11 – O sentimento do belo e do sublime – O turista da paisagem vive a experiência estética através

da perceção da identidade estética da paisagem. A identidade estética é o carácter sensível da paisagem. No âmbito da apreciação estética o indivíduo pode sentir o belo e o sublime, sendo este último o êxtase da experiência estética. O sublime pode ser proporcionado através da experiência da identidade estética da paisagem. Propus uma noção de sublime da paisagem, que se fundamenta na aproximação metafisica que o indivíduo sente a determinada paisagem. O indivíduo projeta na paisagem as suas ideias, os seus valores e o seu passado de tal modo que quando se depara com uma identidade estética com a qual se identifica, poderá potencialmente ir ao encontro do sentimento do sublime. Assim, idealmente o turista deveria ter oportunidade de escolher quais as paisagens que gostaria de visitar, ou seja, aquelas pelas quais, à partida, sente afinidade. Para isso, mais uma vez, será necessário fazer uma leitura do território de modo a identificar as diferentes zonas homogéneas de paisagem que ele contempla. Depois, dentro de cada paisagem, o turista deverá ser levado aos locais onde a identidade estética da paisagem revela o seu carácter com especial expressão. Por exemplo, uma identidade estética de paisagem litoral que se caracteriza por elementos como a presença do mar, areia, escarpas, dunas, atividades náuticas, pesca, etc, terá o seu carácter potenciado nos locais onde estes elementos se apresentam com mais intensidade. Isto é, onde o mar se apresenta com mais vastidão, o areal com especial extensão, as escarpas com maior altura etc. Trata-se, portanto, de interpretar quais as características físicas particulares a cada elemento da paisagem e procurar oferecer ao turista os elementos que apresentam essas características com maior expressão. Esses são os locais da paisagem onde os sentidos são mais estimulados e a identidade estética da paisagem apresenta a expressão máxima do seu carácter.

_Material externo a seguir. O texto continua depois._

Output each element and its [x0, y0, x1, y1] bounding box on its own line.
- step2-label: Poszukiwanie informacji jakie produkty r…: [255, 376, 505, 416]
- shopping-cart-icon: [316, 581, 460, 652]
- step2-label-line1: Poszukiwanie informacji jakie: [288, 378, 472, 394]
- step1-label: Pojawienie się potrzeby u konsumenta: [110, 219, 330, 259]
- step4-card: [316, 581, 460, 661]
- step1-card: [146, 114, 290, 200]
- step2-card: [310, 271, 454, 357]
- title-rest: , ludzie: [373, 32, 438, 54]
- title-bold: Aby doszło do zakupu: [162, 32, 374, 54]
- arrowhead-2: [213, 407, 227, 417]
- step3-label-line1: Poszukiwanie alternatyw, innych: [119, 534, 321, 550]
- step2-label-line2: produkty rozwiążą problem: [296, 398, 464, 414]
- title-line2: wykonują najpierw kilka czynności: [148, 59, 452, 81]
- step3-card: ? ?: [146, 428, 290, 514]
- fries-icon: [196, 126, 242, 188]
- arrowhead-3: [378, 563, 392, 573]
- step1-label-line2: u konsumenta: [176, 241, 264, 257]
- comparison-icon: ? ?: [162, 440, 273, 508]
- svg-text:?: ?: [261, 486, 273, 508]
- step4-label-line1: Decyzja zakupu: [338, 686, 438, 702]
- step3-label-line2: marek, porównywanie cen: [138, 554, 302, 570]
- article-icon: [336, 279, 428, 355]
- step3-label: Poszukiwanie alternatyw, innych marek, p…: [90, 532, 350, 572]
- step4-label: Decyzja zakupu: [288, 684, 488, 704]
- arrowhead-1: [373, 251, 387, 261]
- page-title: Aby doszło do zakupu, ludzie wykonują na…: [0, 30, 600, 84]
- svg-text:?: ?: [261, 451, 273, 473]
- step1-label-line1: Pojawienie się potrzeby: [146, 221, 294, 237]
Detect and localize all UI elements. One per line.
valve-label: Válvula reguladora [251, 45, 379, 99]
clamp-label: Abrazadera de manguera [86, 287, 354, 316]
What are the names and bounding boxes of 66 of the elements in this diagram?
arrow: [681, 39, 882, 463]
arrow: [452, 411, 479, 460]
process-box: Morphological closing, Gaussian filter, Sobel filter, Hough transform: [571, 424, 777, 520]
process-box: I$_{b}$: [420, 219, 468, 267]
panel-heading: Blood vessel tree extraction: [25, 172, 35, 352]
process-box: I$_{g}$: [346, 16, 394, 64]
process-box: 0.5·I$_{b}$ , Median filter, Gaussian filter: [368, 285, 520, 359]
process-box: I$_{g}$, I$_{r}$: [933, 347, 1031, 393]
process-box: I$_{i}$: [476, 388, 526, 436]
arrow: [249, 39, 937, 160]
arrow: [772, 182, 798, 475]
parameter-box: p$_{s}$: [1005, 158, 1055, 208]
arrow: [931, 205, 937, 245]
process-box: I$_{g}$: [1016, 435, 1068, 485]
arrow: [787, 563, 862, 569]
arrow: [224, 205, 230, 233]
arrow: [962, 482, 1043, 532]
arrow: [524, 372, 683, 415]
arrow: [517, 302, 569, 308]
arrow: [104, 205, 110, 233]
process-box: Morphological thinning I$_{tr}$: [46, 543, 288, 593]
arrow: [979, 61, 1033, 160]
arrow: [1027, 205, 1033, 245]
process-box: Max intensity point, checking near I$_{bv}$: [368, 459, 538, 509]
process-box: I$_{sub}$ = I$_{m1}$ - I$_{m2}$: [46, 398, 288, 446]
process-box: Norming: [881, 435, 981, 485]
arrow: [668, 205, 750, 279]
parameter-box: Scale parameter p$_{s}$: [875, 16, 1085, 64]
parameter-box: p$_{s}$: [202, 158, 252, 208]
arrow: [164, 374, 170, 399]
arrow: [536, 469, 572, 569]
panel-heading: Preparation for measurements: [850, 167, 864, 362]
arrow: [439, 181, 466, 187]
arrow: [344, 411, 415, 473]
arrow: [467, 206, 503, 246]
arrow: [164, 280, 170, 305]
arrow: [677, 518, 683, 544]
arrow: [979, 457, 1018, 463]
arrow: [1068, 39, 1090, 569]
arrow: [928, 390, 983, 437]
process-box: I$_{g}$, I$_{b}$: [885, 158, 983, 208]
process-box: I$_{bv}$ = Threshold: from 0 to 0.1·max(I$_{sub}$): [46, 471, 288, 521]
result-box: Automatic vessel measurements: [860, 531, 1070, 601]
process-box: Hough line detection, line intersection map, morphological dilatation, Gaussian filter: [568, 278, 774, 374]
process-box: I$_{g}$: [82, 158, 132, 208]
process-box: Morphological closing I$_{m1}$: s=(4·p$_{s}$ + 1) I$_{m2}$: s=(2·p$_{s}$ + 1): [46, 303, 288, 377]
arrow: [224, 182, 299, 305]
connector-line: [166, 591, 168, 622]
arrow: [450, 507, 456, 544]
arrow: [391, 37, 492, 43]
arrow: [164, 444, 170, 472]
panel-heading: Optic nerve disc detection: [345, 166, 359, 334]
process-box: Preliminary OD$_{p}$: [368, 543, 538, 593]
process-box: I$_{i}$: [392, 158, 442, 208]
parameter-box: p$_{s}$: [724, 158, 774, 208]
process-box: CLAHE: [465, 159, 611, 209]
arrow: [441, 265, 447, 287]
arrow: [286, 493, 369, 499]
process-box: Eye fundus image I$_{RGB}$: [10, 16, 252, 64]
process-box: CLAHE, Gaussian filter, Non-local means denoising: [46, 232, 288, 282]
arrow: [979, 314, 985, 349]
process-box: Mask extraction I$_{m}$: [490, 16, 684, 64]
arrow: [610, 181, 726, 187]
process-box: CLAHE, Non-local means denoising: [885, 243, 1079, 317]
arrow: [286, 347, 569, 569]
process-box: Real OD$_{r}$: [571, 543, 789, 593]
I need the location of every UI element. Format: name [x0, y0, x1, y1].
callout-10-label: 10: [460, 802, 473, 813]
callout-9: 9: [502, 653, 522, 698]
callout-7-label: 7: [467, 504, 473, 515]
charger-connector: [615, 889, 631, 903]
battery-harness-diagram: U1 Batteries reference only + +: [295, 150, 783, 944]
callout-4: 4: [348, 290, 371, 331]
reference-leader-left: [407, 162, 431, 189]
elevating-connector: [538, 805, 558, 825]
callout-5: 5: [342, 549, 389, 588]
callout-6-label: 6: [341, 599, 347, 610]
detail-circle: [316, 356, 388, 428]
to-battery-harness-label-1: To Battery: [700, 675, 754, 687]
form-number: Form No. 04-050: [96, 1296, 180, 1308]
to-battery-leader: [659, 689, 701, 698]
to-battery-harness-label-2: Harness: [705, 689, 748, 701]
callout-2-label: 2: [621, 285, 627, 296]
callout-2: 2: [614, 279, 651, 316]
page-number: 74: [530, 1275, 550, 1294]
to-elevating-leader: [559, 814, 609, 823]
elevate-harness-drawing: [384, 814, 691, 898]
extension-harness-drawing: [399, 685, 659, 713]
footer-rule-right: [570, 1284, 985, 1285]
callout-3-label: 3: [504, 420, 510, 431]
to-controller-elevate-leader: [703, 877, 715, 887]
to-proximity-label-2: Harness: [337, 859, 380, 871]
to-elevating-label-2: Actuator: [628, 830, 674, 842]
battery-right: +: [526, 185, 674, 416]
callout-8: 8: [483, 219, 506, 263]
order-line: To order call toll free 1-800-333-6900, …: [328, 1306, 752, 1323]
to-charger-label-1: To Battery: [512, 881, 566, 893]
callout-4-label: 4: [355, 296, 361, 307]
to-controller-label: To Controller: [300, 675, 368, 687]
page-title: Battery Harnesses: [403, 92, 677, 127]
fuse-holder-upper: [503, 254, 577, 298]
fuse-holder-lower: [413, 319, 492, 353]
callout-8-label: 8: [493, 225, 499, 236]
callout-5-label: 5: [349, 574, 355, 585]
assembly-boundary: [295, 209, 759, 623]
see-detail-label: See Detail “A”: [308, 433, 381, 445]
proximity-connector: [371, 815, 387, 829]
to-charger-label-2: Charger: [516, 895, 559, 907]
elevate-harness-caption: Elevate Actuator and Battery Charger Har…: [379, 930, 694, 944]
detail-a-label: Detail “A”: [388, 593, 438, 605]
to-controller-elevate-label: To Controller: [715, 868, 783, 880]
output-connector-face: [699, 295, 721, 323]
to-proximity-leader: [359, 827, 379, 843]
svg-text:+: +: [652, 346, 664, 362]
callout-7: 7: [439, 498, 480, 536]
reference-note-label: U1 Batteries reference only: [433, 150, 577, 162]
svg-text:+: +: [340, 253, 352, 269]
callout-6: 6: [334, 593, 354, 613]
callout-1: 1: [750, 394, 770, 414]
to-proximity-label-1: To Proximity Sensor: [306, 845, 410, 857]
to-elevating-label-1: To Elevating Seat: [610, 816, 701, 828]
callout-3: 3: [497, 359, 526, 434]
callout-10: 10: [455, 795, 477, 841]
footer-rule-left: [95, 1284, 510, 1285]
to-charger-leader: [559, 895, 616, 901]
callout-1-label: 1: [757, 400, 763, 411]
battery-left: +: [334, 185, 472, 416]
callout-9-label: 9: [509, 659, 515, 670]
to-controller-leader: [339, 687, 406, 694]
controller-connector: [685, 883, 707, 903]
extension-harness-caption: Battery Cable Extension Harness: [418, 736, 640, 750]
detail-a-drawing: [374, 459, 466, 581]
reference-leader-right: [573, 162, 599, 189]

A análise da paisagem enquanto objeto turístico implica descobrir, não o que a paisagem é, isso deixamos para o longo debate da definição da paisagem, mas o que ela tem para oferecer ao turista da paisagem. Deste modo abordei a paisagem segundo uma porção de território que se distingue das demais pelas suas três identidades: Natural, Cultural e Estética. O conjunto destas três identidades forma um todo que o turista reconhece como uma paisagem homogénea. Descobrir essa paisagem homogénea, implica descobrir as suas três identidades e, para isso, propus as onze experiências distintas anteriormente enumeradas.

Embora se pretenda com esta análise a aproximação do roteiro completo da paisagem enquanto objeto turístico, com aplicação universal a todos os tipos de paisagem, a verdade é que, antes de constituirmos uma paisagem enquanto objeto turístico, devemos ter em conta o seu potencial de interesse para o turista da paisagem. Isto é, do ponto de vista do mercado, não faz sentido oferecer roteiros de paisagens nos quais o turista reconhece pouco interesse, mesmo que a paisagem visada apresente, à partida, uma forte expressão das suas identidades natural, cultural e estética. Portanto, embora este formato de roteiro turístico possa ser aplicado a todo o tipo de paisagens, pode não fazer sentido que assim o seja.

No último capítulo desta dissertação passarei a demonstrar a aplicabilidade deste conceito de roteiro turístico completo da paisagem, a uma das paisagens da Região de Lisboa e Vale do Tejo mas, para isso, terei primeiro de fazer uma leitura das características do território e do seu potencial para turismo da paisagem.